Adversarial Benchmark Datasets

You can collect the adversarial benchmarks utilized in this paper from the following links (some of the require approval from the original authors):

  1. MMA-Diffusion
  2. Ring-A-Bell
  3. Prompt3Debugging (P4D)
  4. UnLearnDiffAtk
  5. I2P

Erasing the concept of Nudity

To erasure nudity from the model use the following command. We use Stable Diffusion v1.4 as the base model, you can change this using the argument --pretrained_model_name_or_path. Our code expects the prompt file to at least contain a field titled "prompt" or "adv_prompt". To use specific evaluation seed values we look for fields titled "evaluation_seed" or "sd_seed" otherwise we default to seed value 42. And similarly for guidance scale we look for fields titled "evaluation_guidance" or "sd_guidance_scale".

python3 generate_images_concept_erasure.py  --concept_erasure "naked, nude, bare, exposed, Stripped, topless, male genitalia, penis, buttocks" --negative_prompt "naked, nude, bare, exposed, Stripped, topless, male genitalia, penis, buttocks" --guidance_loss_scale 1.5 --discriminator_guidance_scale 1.0 --sigma 2 --prompt /path/to/prompt/file  --outdir /path/to/save/directory

Evaluating erasure success

You would need to download the correct version of the nudenet detector first, it can be found here NudeNet Detector

python3 eval/compute_nudity_rate.py --root /path/to/saved/images

Erasing the concept of Violence

python3 generate_images_concept_erasure.py  --concept_erasure "hate, harassment, violence, suffering, humiliation, harm, suicide, blood" --negative_prompt "hate, harassment, violence, suffering, humiliation, harm, suicide, blood" --guidance_loss_scale 1.5 --discriminator_guidance_scale 1.0 --sigma 1 --prompt /path/to/prompt/file  --outdir /path/to/save/directory

Evaluating violence removal

First download the prompts.p file from this link for the Q16 classifier and keep it inside the eval folder. Then run the following command:

python3 get_Q16_accuracy.py --path /path/to/saved/images

Erasing Artistic Styles

We provide an example of erasing "Van Gogh" style images in the command below. To run this for other artists simply update the argument for concept erasure and negative prompt with the name of the artist.

python3 generate_images_concept_erasure.py  --concept_erasure "Van Gogh" --negative_prompt "Van Gogh" --guidance_loss_scale 1.0 --discriminator_guidance_scale 1.0 --sigma 0.25  --prompt /path/to/prompt/file  --outdir /path/to/save/directory

Evaluation of artistic style

python3 eval/evaluate_artists_using_gpt.py --artist "Van Gogh" --path /path/to/saved/images > output.txt
python3 eval/compute_final_score.py --path output.txt --artist "Van Gogh"

Erasing Objects

We provide an example of erasing the object "French Horn" images in the command below. To run this for other objects simply update the argument for concept erasure and negative prompt with the name of the object.

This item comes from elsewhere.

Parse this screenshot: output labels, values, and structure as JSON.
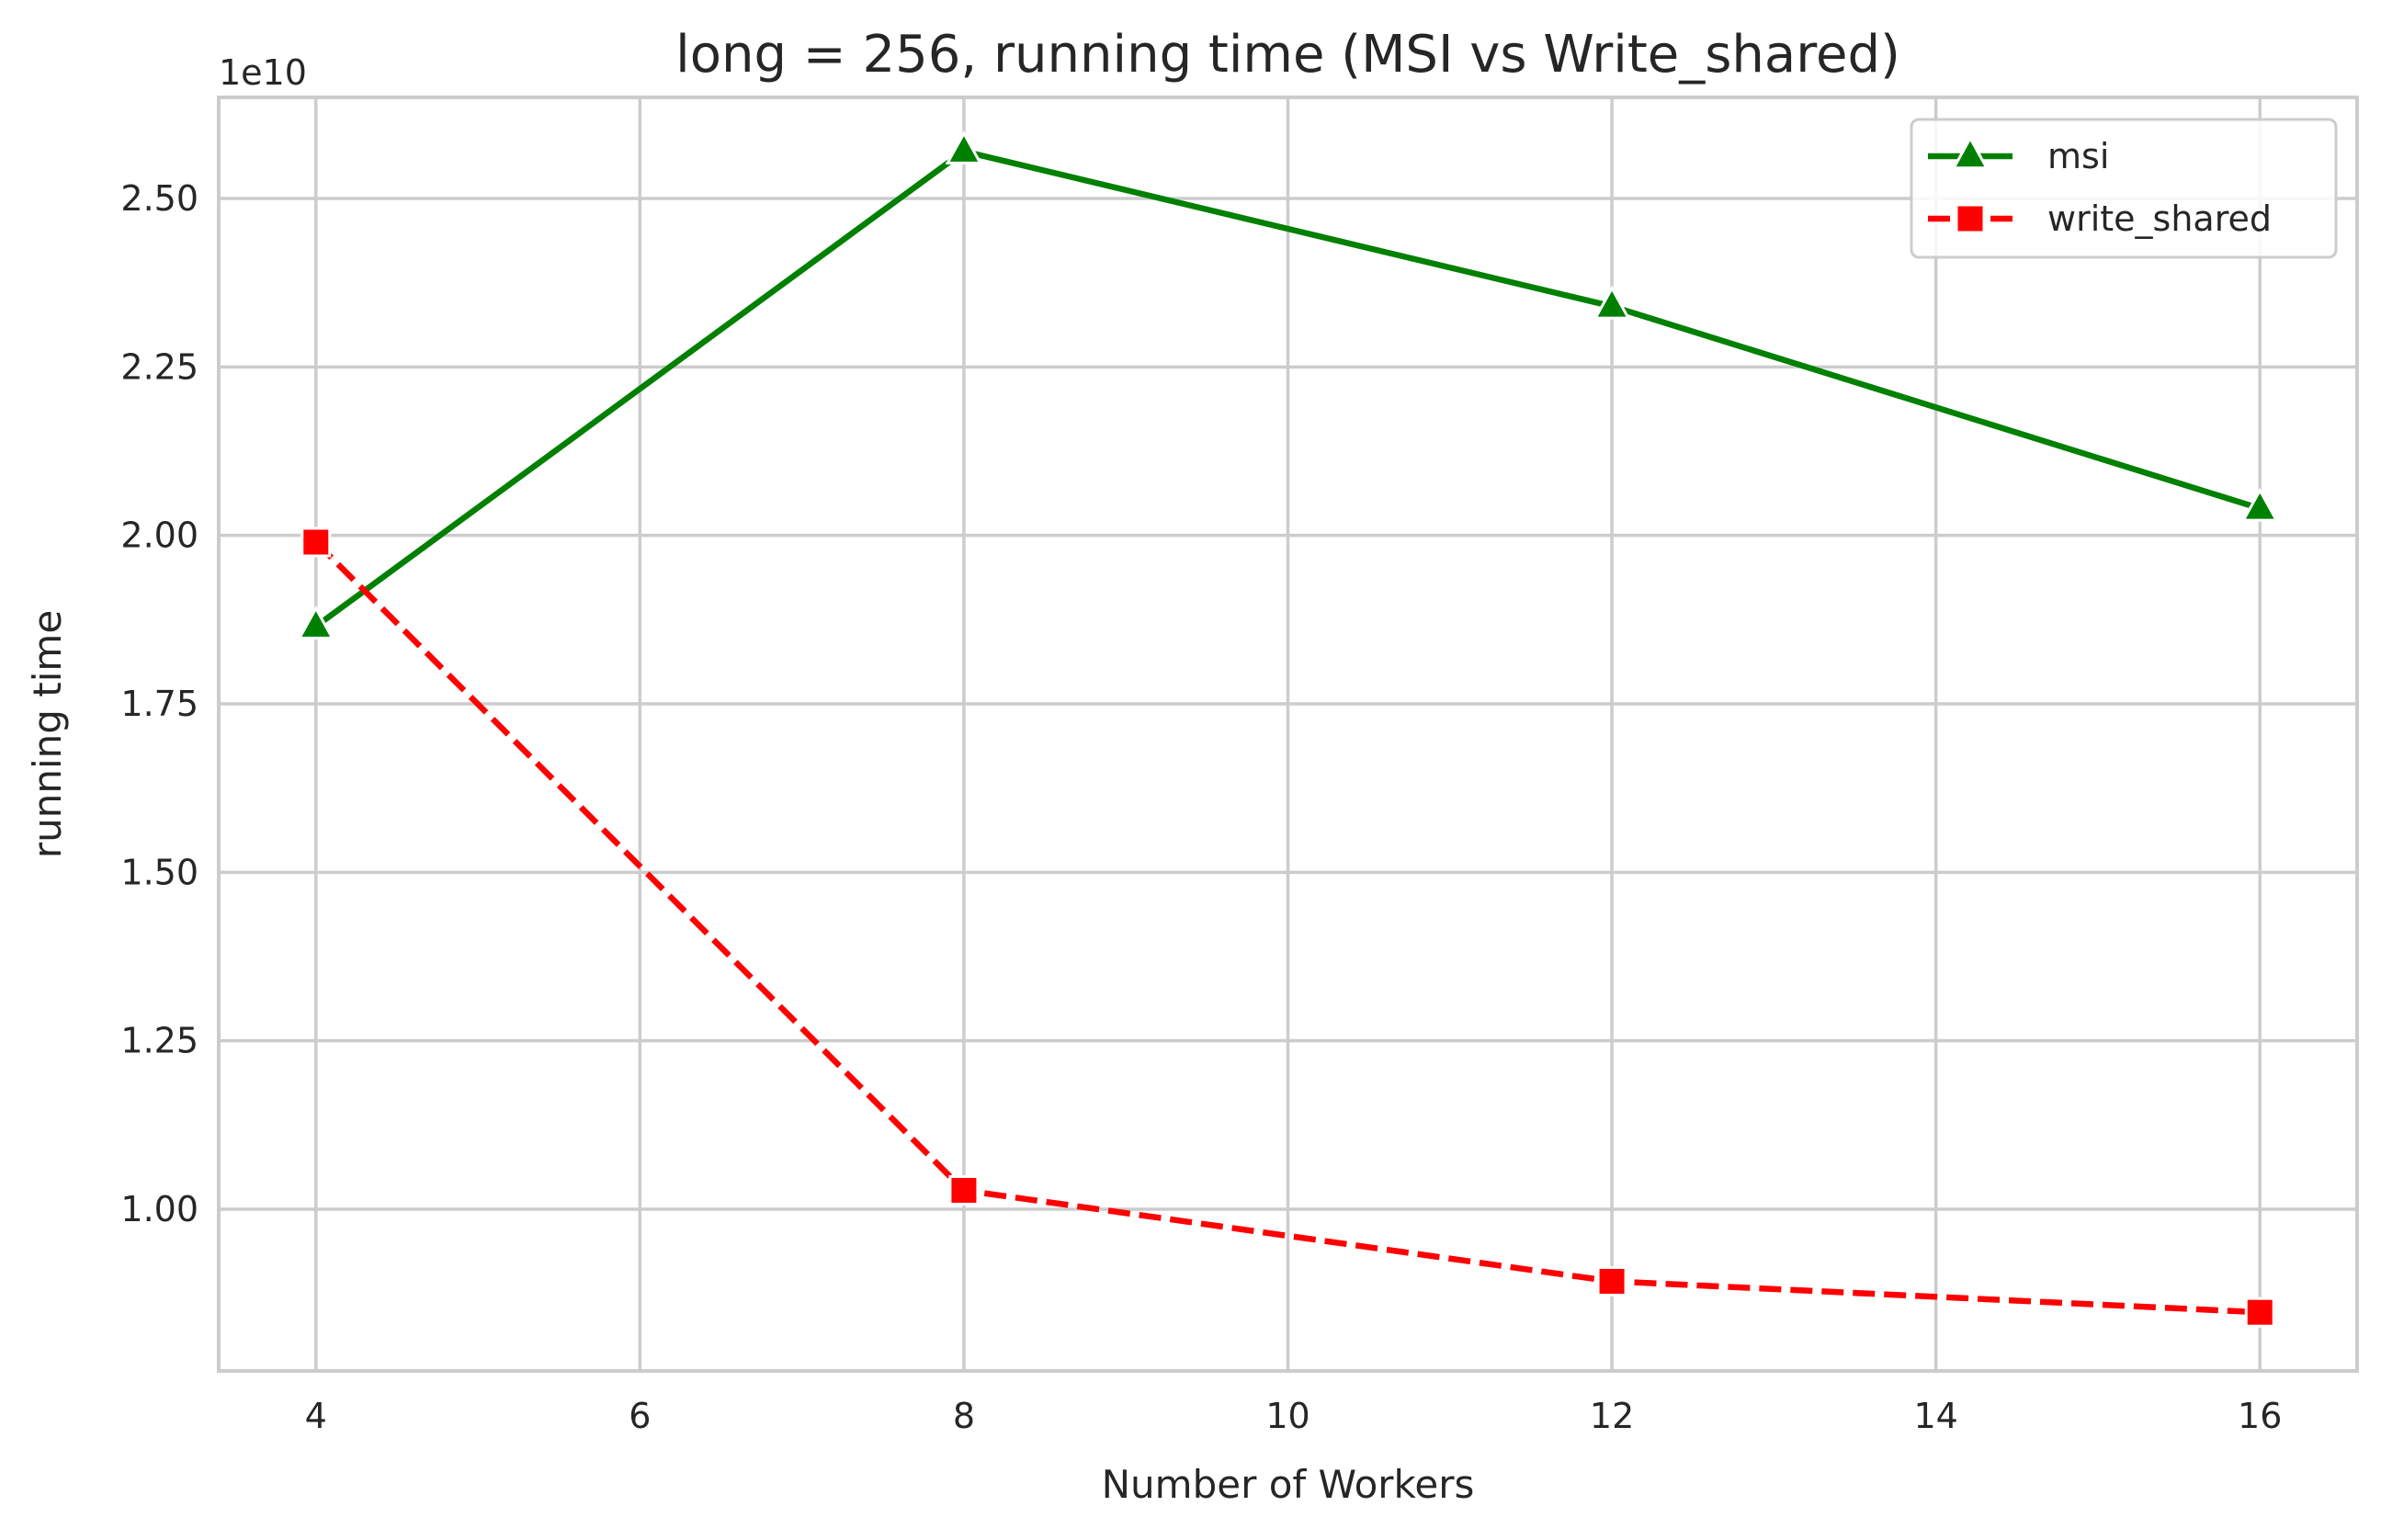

python3 generate_images_concept_erasure.py  --concept_erasure "French Horn" --negative_prompt "French Horn" --guidance_loss_scale 1.0 --discriminator_guidance_scale 1.0 --sigma 1 --prompt /path/to/prompt/file  --outdir /path/to/save/directory

Evaluation of erasing objects

python3 compute_object_accuracy.py --path /path/to/saved/images --prompts /path/to/prompts/file --target_class "French Horn" 

If you used our codebase, please consider citing our work:

@article{jain2024trasce,
  title={TraSCE: Trajectory Steering for Concept Erasure},
  author={Jain, Anubhav and Kobayashi, Yuya and Shibuya, Takashi and Takida, Yuhta and Memon, Nasir and Togelius, Julian and Mitsufuji, Yuki},
  journal={arXiv preprint arXiv:2412.07658},
  year={2024}
}